29km (18 miles) E of Madrid

The Spanish Renaissance came to Alcalá de Henares when the powerful Cardinal Cisneros established its university in 1499. While the Inquisition was busy closing minds, Alcalá was opening them. The father of the modern Spanish language, Miguel de Cervantes, was born here in 1547, and the town’s elongated square, Plaza de Cervantes, honors him with a fine bronze statue, quill in hand. (Cervantes’s family moved away shortly after his birth, but Alcalá is not letting that get in the way of a good story.) After the original university moved to Madrid in the 19th century, Alcalá went into decline, but the arrival of a new university in the 1970s has given this appealing small city another renaissance.

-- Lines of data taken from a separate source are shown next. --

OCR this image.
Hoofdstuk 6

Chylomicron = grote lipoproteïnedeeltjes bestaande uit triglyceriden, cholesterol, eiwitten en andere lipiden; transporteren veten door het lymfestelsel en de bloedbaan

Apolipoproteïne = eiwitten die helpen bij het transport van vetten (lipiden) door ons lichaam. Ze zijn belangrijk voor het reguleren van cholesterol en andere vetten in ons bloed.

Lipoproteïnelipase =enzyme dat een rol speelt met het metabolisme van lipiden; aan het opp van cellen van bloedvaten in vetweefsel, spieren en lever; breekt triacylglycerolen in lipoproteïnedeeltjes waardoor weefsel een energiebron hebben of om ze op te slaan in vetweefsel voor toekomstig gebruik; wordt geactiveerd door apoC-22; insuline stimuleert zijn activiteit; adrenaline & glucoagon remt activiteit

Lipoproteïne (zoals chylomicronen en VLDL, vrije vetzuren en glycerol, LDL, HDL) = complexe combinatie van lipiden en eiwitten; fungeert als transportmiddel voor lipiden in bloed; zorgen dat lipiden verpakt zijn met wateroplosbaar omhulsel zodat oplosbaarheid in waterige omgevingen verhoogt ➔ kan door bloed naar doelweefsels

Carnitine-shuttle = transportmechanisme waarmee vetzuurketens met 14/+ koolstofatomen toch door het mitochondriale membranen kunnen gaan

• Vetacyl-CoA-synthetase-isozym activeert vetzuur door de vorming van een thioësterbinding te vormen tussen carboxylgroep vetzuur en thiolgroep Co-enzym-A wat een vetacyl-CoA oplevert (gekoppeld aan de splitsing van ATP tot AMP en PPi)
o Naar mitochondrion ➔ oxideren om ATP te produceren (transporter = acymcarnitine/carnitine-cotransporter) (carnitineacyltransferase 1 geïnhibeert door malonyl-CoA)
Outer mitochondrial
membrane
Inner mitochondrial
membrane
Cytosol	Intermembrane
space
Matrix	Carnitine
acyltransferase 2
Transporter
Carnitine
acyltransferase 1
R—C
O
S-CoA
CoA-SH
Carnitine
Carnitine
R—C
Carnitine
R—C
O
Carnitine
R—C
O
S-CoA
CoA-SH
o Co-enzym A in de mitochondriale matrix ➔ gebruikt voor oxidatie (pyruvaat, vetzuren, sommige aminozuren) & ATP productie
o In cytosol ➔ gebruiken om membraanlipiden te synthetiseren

Despite its outwardly modern appearance, Alcalá de Henares is a historic city with a glorious past. Its discreetly hidden medieval center still abounds with colleges, monasteries, and palaces, and its Calle Mayor (main street) is among the oldest in Madrid province. When a university was founded here in the 15th century, Alcalá became a cultural and intellectual center. Europe's first polyglot Bible (supposedly with footnotes in the original Greek and Hebrew) was published here in 1517, but the town declined during the 1800s when the university moved to Madrid. Today Alcalá is one of the main centers of North American academics in Spain, cooperating with the Fulbright Commission, Michigan State University, and Madrid's Washington Irving Center. Overall, the city has taken on new life. Commuters have turned it into a virtual suburb, dubbing it "the bedroom of Madrid." (Prominent among its noncommuting inhabitants is the perennial community of highly urbanized storks that nonchalantly squat in their roof- and spire-top nests or, wide-winged, wheel effortlessly overhead.)